Nous vous prions de nous excuser pour la gêne occasionnée et vous remercions par avance de votre compréhension.

L'argot du poilu

Pour exploiter certaines sources de l’histoire de la Grande Guerre et en faciliter la lecture, il est nécessaire de se familiariser avec le langage des poilus.
Qui n’a pas été un jour déconcerté par les expressions surprenantes des correspondances ou témoignages des combattants ?
Qui sait aujourd’hui encore que le terme "doryphore" était aussi courant que le mot "boche" pour qualifier le soldat allemand, qu’en évoquant les "séchoirs" les poilus parlaient des fils barbelés, que le "moulin à café" était en réalité une mitrailleuse, le "pot de fleurs" un casque et le "groin" leur masque à gaz ? Les expressions "battoirs" et "tartines" pour désigner les mains et les pieds, les "totos" pour les poux et le "perlot" pour le tabac sont tout aussi cocasses...

Comment est né ce langage du poilu ?

Carte postale couleur où l'on voit des cartouches (avec comme légende "dix ou vingt balles me feraient plaisir, mais pas de celles-là !", un baromètre "des tranchées" fixé sur beau-fixe (avec comme légende "comme santé, c'est ça !"), un baromètre enflammé dans un coeur ("le coeur est toujours chaud"), un bouchon ("pour les boches, un bouchon !"), une pensée ("et toutes mes pensées pour vous !".

Langage du poilu. Carte postale, s.d. Collection particulière. Archives départementales du Pas-de-Calais, 5 Num 01 030/194.

Les soldats mobilisés dès le début du conflit, venant de diverses régions géographiques et de milieux sociaux différents, ont dû composer avec leurs cultures et leur nouvel environnement pour établir de nouvelles formes de communication et se rapprocher ainsi de leurs camarades d’infortune.
C’est à partir d’un amalgame de termes militaires déjà existants et de leurs parlers régionaux qu’ils vont concevoir un nouveau langage pour décrire et nommer ce qu’ils observent. C’est avec un vocabulaire extrêmement imagé et souvent comique que ces soldats vont brosser un portrait pittoresque de leur vie, du sacrifice et de l’enfer des combats, tout en banalisant ou en dédramatisant de la sorte la terreur de leur quotidien. Ils soulignent de même le mépris qu’ils éprouvent pour leur hiérarchie.

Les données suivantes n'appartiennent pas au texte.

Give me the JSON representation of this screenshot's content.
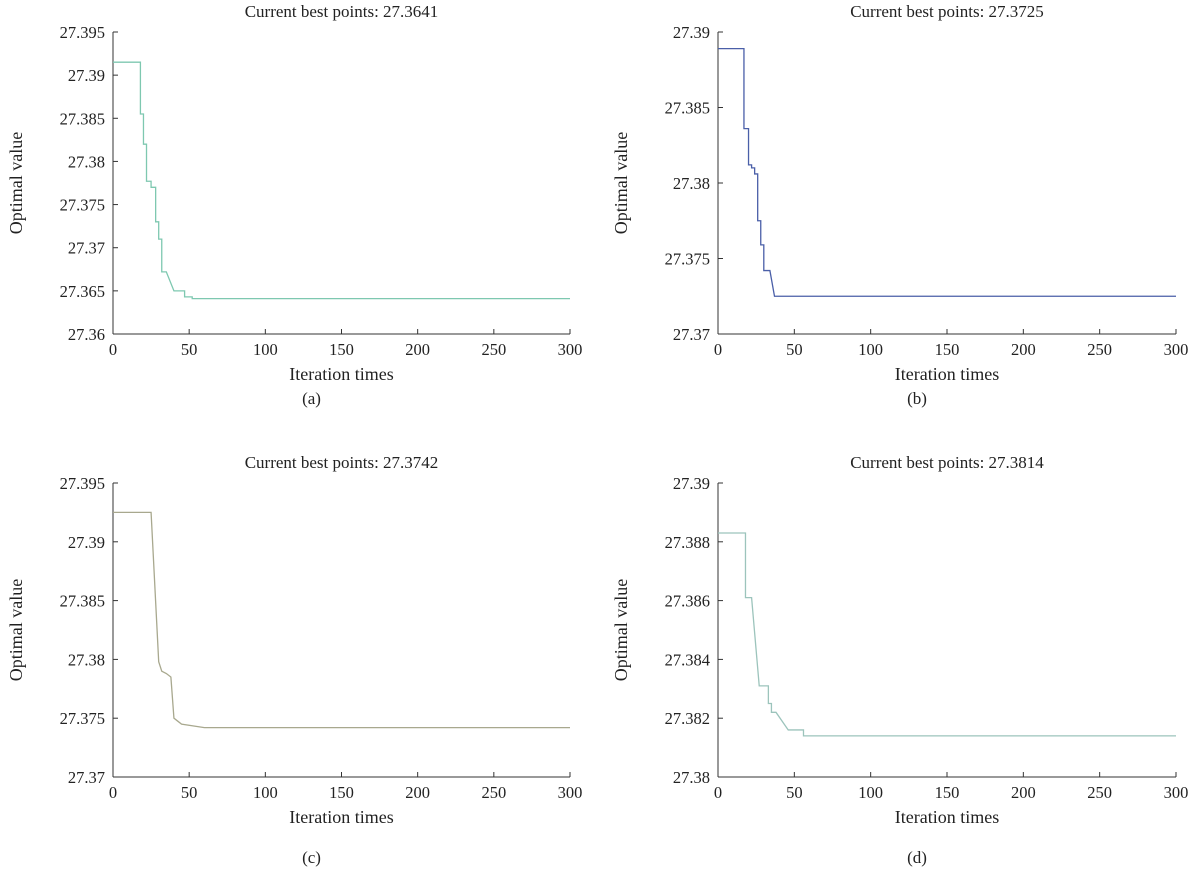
{
  "chart_data": [
    {
      "type": "line",
      "panel": "a",
      "caption": "(a)",
      "title": "Current best points: 27.3641",
      "xlabel": "Iteration times",
      "ylabel": "Optimal value",
      "xlim": [
        0,
        300
      ],
      "ylim": [
        27.36,
        27.395
      ],
      "xticks": [
        "0",
        "50",
        "100",
        "150",
        "200",
        "250",
        "300"
      ],
      "yticks": [
        "27.36",
        "27.365",
        "27.37",
        "27.375",
        "27.38",
        "27.385",
        "27.39",
        "27.395"
      ],
      "color": "#7ec8b0",
      "series": [
        {
          "x": [
            0,
            18,
            18,
            20,
            20,
            22,
            22,
            25,
            25,
            28,
            28,
            30,
            30,
            32,
            32,
            35,
            35,
            40,
            40,
            47,
            47,
            52,
            52,
            60,
            60,
            300
          ],
          "y": [
            27.3915,
            27.3915,
            27.3855,
            27.3855,
            27.382,
            27.382,
            27.3777,
            27.3777,
            27.377,
            27.377,
            27.373,
            27.373,
            27.371,
            27.371,
            27.3672,
            27.3672,
            27.3672,
            27.365,
            27.365,
            27.365,
            27.3643,
            27.3643,
            27.3641,
            27.3641,
            27.3641,
            27.3641
          ]
        }
      ]
    },
    {
      "type": "line",
      "panel": "b",
      "caption": "(b)",
      "title": "Current best points: 27.3725",
      "xlabel": "Iteration times",
      "ylabel": "Optimal value",
      "xlim": [
        0,
        300
      ],
      "ylim": [
        27.37,
        27.39
      ],
      "xticks": [
        "0",
        "50",
        "100",
        "150",
        "200",
        "250",
        "300"
      ],
      "yticks": [
        "27.37",
        "27.375",
        "27.38",
        "27.385",
        "27.39"
      ],
      "color": "#4a5fa8",
      "series": [
        {
          "x": [
            0,
            17,
            17,
            20,
            20,
            22,
            22,
            24,
            24,
            26,
            26,
            28,
            28,
            30,
            30,
            34,
            34,
            37,
            37,
            300
          ],
          "y": [
            27.3889,
            27.3889,
            27.3836,
            27.3836,
            27.3812,
            27.3812,
            27.381,
            27.381,
            27.3806,
            27.3806,
            27.3775,
            27.3775,
            27.3759,
            27.3759,
            27.3742,
            27.3742,
            27.3742,
            27.3725,
            27.3725,
            27.3725
          ]
        }
      ]
    },
    {
      "type": "line",
      "panel": "c",
      "caption": "(c)",
      "title": "Current best points: 27.3742",
      "xlabel": "Iteration times",
      "ylabel": "Optimal value",
      "xlim": [
        0,
        300
      ],
      "ylim": [
        27.37,
        27.395
      ],
      "xticks": [
        "0",
        "50",
        "100",
        "150",
        "200",
        "250",
        "300"
      ],
      "yticks": [
        "27.37",
        "27.375",
        "27.38",
        "27.385",
        "27.39",
        "27.395"
      ],
      "color": "#a8a88e",
      "series": [
        {
          "x": [
            0,
            25,
            25,
            30,
            30,
            32,
            32,
            35,
            35,
            38,
            38,
            40,
            40,
            42,
            42,
            45,
            45,
            60,
            60,
            300
          ],
          "y": [
            27.3925,
            27.3925,
            27.3925,
            27.3798,
            27.3798,
            27.379,
            27.379,
            27.3788,
            27.3788,
            27.3785,
            27.3785,
            27.375,
            27.375,
            27.3748,
            27.3748,
            27.3745,
            27.3745,
            27.3742,
            27.3742,
            27.3742
          ]
        }
      ]
    },
    {
      "type": "line",
      "panel": "d",
      "caption": "(d)",
      "title": "Current best points: 27.3814",
      "xlabel": "Iteration times",
      "ylabel": "Optimal value",
      "xlim": [
        0,
        300
      ],
      "ylim": [
        27.38,
        27.39
      ],
      "xticks": [
        "0",
        "50",
        "100",
        "150",
        "200",
        "250",
        "300"
      ],
      "yticks": [
        "27.38",
        "27.382",
        "27.384",
        "27.386",
        "27.388",
        "27.39"
      ],
      "color": "#9cc4bc",
      "series": [
        {
          "x": [
            0,
            18,
            18,
            22,
            22,
            27,
            27,
            33,
            33,
            35,
            35,
            38,
            38,
            46,
            46,
            56,
            56,
            60,
            60,
            300
          ],
          "y": [
            27.3883,
            27.3883,
            27.3861,
            27.3861,
            27.3861,
            27.3831,
            27.3831,
            27.3831,
            27.3825,
            27.3825,
            27.3822,
            27.3822,
            27.3822,
            27.3816,
            27.3816,
            27.3816,
            27.3814,
            27.3814,
            27.3814,
            27.3814
          ]
        }
      ]
    }
  ]
}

Les souffrances et les tourments qu’endurent les poilus sur la ligne de front vont encourager et consolider la culture d’un argot qu’ils utilisent pour discuter et chanter, voire parfois même pour se différencier des autres soldats ou des civils.
Leur jargon évolue de ce fait au fil des batailles et des réorganisations, mais surtout s'enrichit au contact des combattants étrangers. Il désigne tout sauf le drapeau français, emblème de la Patrie avec lequel il ne fallait pas argoter.

Des expressions imagées

De cette guerre naissent ainsi les "boyaux" des tranchées, "l'as de carreau" pour définir le sac à dos, la "Rosalie" pour nommer la baïonnette et le "crapouillot" pour le petit obusier.

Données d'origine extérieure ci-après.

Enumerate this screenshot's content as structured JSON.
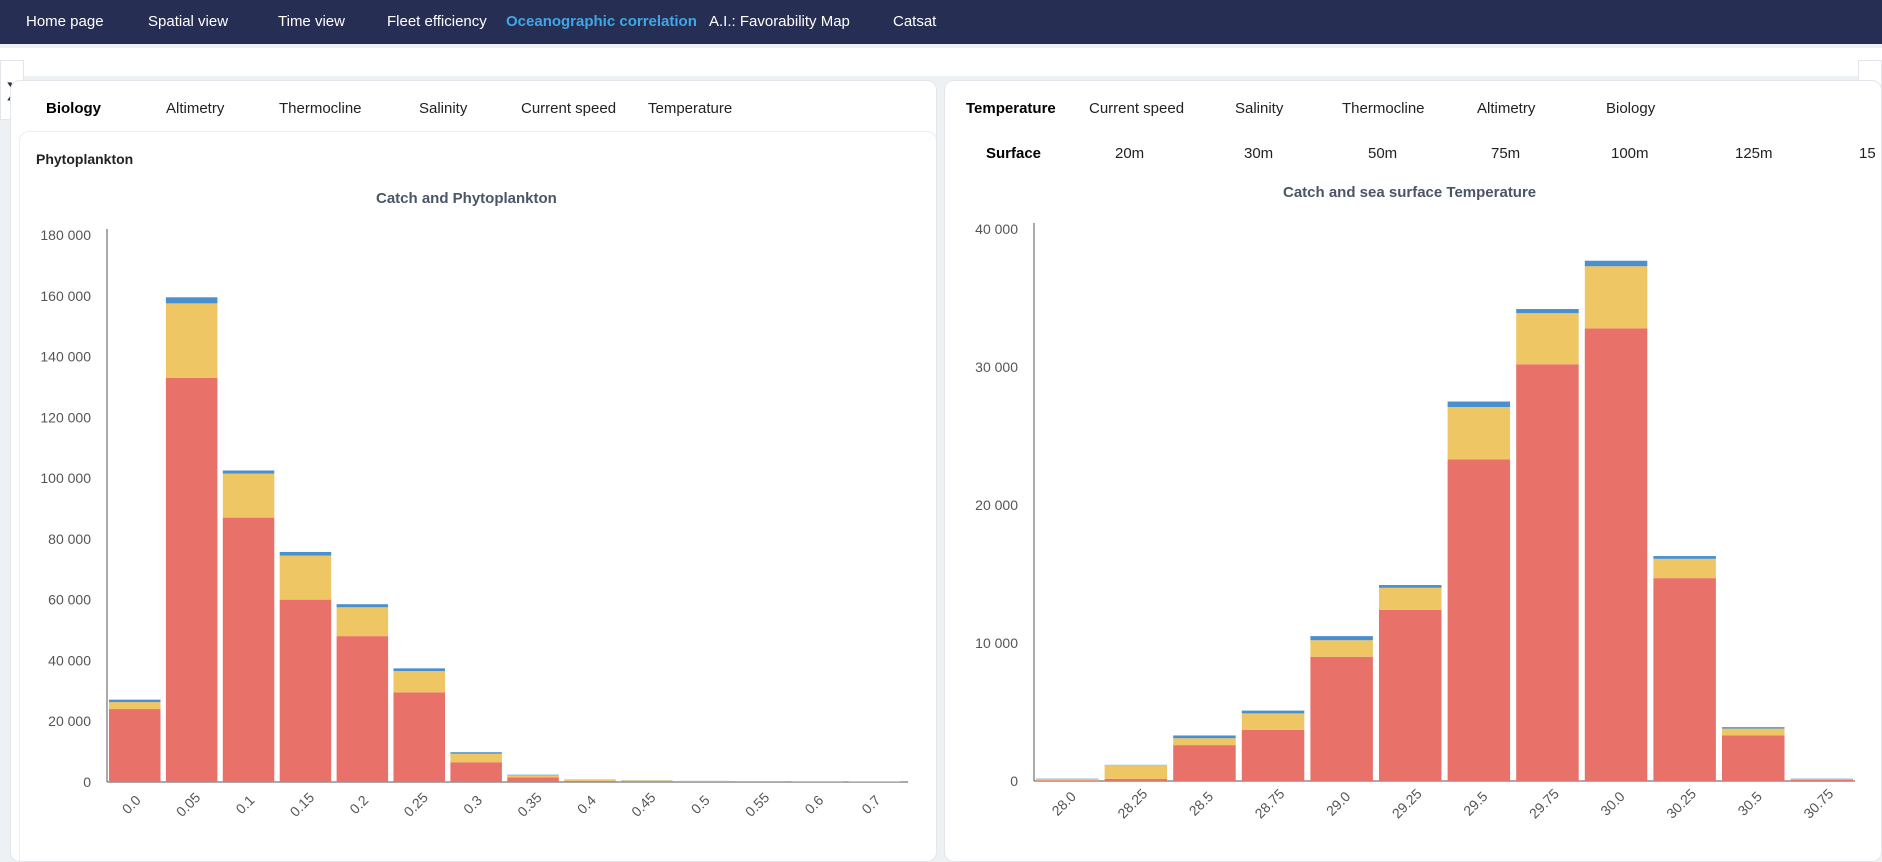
{
  "nav": {
    "items": [
      {
        "label": "Home page"
      },
      {
        "label": "Spatial view"
      },
      {
        "label": "Time view"
      },
      {
        "label": "Fleet efficiency"
      },
      {
        "label": "Oceanographic correlation",
        "active": true
      },
      {
        "label": "A.I.: Favorability Map"
      },
      {
        "label": "Catsat"
      }
    ],
    "background": "#272e53",
    "active_color": "#3fa7e6"
  },
  "left_panel": {
    "tabs": [
      {
        "label": "Biology",
        "active": true
      },
      {
        "label": "Altimetry"
      },
      {
        "label": "Thermocline"
      },
      {
        "label": "Salinity"
      },
      {
        "label": "Current speed"
      },
      {
        "label": "Temperature"
      }
    ],
    "card_title": "Phytoplankton",
    "toggle_icon": "chevron-right-icon"
  },
  "right_panel": {
    "tabs": [
      {
        "label": "Temperature",
        "active": true
      },
      {
        "label": "Current speed"
      },
      {
        "label": "Salinity"
      },
      {
        "label": "Thermocline"
      },
      {
        "label": "Altimetry"
      },
      {
        "label": "Biology"
      }
    ],
    "depth_tabs": [
      {
        "label": "Surface",
        "active": true
      },
      {
        "label": "20m"
      },
      {
        "label": "30m"
      },
      {
        "label": "50m"
      },
      {
        "label": "75m"
      },
      {
        "label": "100m"
      },
      {
        "label": "125m"
      },
      {
        "label": "15"
      }
    ],
    "toggle_icon": "chevron-left-icon"
  },
  "series_colors": [
    "#e8726a",
    "#eec663",
    "#4a90cc"
  ],
  "chart_data": [
    {
      "type": "bar",
      "stacked": true,
      "title": "Catch and Phytoplankton",
      "xlabel": "",
      "ylabel": "",
      "categories": [
        "0.0",
        "0.05",
        "0.1",
        "0.15",
        "0.2",
        "0.25",
        "0.3",
        "0.35",
        "0.4",
        "0.45",
        "0.5",
        "0.55",
        "0.6",
        "0.7"
      ],
      "series": [
        {
          "values": [
            24000,
            133000,
            87000,
            60000,
            48000,
            29500,
            6500,
            1500,
            400,
            300,
            200,
            150,
            100,
            80
          ]
        },
        {
          "values": [
            2300,
            24500,
            14500,
            14500,
            9500,
            7000,
            2800,
            700,
            300,
            200,
            150,
            100,
            80,
            60
          ]
        },
        {
          "values": [
            800,
            2000,
            1000,
            1200,
            1000,
            900,
            500,
            200,
            100,
            50,
            30,
            20,
            20,
            10
          ]
        }
      ],
      "ylim": [
        0,
        180000
      ],
      "yticks": [
        0,
        20000,
        40000,
        60000,
        80000,
        100000,
        120000,
        140000,
        160000,
        180000
      ],
      "ytick_labels": [
        "0",
        "20 000",
        "40 000",
        "60 000",
        "80 000",
        "100 000",
        "120 000",
        "140 000",
        "160 000",
        "180 000"
      ],
      "grid": false,
      "legend": "none"
    },
    {
      "type": "bar",
      "stacked": true,
      "title": "Catch and sea surface Temperature",
      "xlabel": "",
      "ylabel": "",
      "categories": [
        "28.0",
        "28.25",
        "28.5",
        "28.75",
        "29.0",
        "29.25",
        "29.5",
        "29.75",
        "30.0",
        "30.25",
        "30.5",
        "30.75"
      ],
      "series": [
        {
          "values": [
            50,
            150,
            2600,
            3700,
            9000,
            12400,
            23300,
            30200,
            32800,
            14700,
            3300,
            100
          ]
        },
        {
          "values": [
            100,
            1000,
            500,
            1200,
            1200,
            1600,
            3800,
            3700,
            4500,
            1400,
            500,
            50
          ]
        },
        {
          "values": [
            20,
            20,
            200,
            200,
            300,
            200,
            400,
            300,
            400,
            200,
            100,
            20
          ]
        }
      ],
      "ylim": [
        0,
        40000
      ],
      "yticks": [
        0,
        10000,
        20000,
        30000,
        40000
      ],
      "ytick_labels": [
        "0",
        "10 000",
        "20 000",
        "30 000",
        "40 000"
      ],
      "grid": false,
      "legend": "none"
    }
  ]
}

L'adjudant est baptisé "le juteux", le capitaine le "capiston", le caporal "le cabot", le fantassin le "biffin" et le soldat d'infanterie coloniale le "marsouin". Ils s’approprient rapidement le "kaput" et le "tank" des Allemands, le "ok" et le "singe" des Américains, ou bien encore le "kaki" du corps indien. Grâce aux zouaves et tabors présents sur le sol français, l'arabe n'est pas en reste dans leur langage courant, avec l'arrivée des mots "toubib" pour le médecin, "bled" pour le village, "clebs" pour le chien, "barda" pour le paquetage…

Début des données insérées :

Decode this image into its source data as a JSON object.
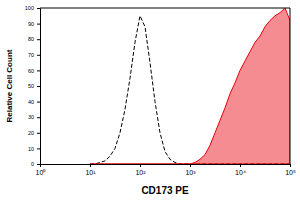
{
  "chart_data": {
    "type": "line",
    "x_label": "CD173 PE",
    "y_label": "Relative Cell Count",
    "log": "x",
    "grid": false,
    "xlim": [
      1,
      100000
    ],
    "xticks": [
      {
        "value": 1,
        "label": "10⁰"
      },
      {
        "value": 10,
        "label": "10¹"
      },
      {
        "value": 100,
        "label": "10²"
      },
      {
        "value": 1000,
        "label": "10³"
      },
      {
        "value": 10000,
        "label": "10⁴"
      },
      {
        "value": 100000,
        "label": "10⁵"
      }
    ],
    "ylim": [
      0,
      100
    ],
    "yticks": [
      0,
      10,
      20,
      30,
      40,
      50,
      60,
      70,
      80,
      90,
      100
    ],
    "x": [
      10,
      12.6,
      15.8,
      20,
      25.1,
      31.6,
      39.8,
      50.1,
      63.1,
      79.4,
      100,
      125.9,
      158.5,
      199.5,
      251.2,
      316.2,
      398.1,
      501.2,
      631,
      794.3,
      1000,
      1258.9,
      1584.9,
      1995.3,
      2511.9,
      3162.3,
      3981.1,
      5011.9,
      6309.6,
      7943.3,
      10000,
      12589,
      15849,
      19953,
      25119,
      31623,
      39811,
      50119,
      63096,
      79433,
      100000
    ],
    "series": [
      {
        "type": "line",
        "color": "#000000",
        "line_style": "dashed",
        "values": [
          0,
          0,
          1,
          2,
          5,
          10,
          20,
          35,
          55,
          78,
          95,
          88,
          65,
          40,
          20,
          8,
          3,
          1,
          0,
          0,
          0,
          0,
          0,
          0,
          0,
          0,
          0,
          0,
          0,
          0,
          0,
          0,
          0,
          0,
          0,
          0,
          0,
          0,
          0,
          0,
          0
        ]
      },
      {
        "type": "area",
        "color": "#e8000b",
        "line_style": "solid",
        "values": [
          0,
          0,
          0,
          0,
          0,
          0,
          0,
          0,
          0,
          0,
          0,
          0,
          0,
          0,
          0,
          0,
          0,
          0,
          0,
          0,
          0,
          1,
          3,
          6,
          12,
          20,
          28,
          36,
          45,
          52,
          60,
          66,
          72,
          78,
          82,
          88,
          92,
          95,
          97,
          100,
          92
        ]
      }
    ]
  }
}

Le constat est étonnant mais l’argot du poilu est toujours vivant un siècle après la Grande Guerre. De nombreuses locutions comme le "pinard" (vin) et le "cahua" (café) perdurent aujourd’hui encore dans le langage courant du nord de la France, tout comme les "esgourdes" (oreilles) et le "buffet" (poitrine), vulgarisées par la gouaille parisienne ou mafieuse chère à quelques romanciers ou dialoguistes comme Michel Audiard.

Cette brève présentation a pour but de permettre à chacun d’appréhender de façon sommaire l’argot du poilu, et d’encourager à explorer le sujet grâce aux nombreux ouvrages ou dictionnaires, parus dès le lendemain du conflit.

 

Carte postale couleur divisée en deux parties. À gauche, on voit un soldat entouré de deux femmes, tandis qu'à gauche, deux soldats chargent des obus dans un camion.

"Il y a bombe et bombe !" Collection particulière. Archives départementales du Pas-de-Calais, 5 Num 01 057/028.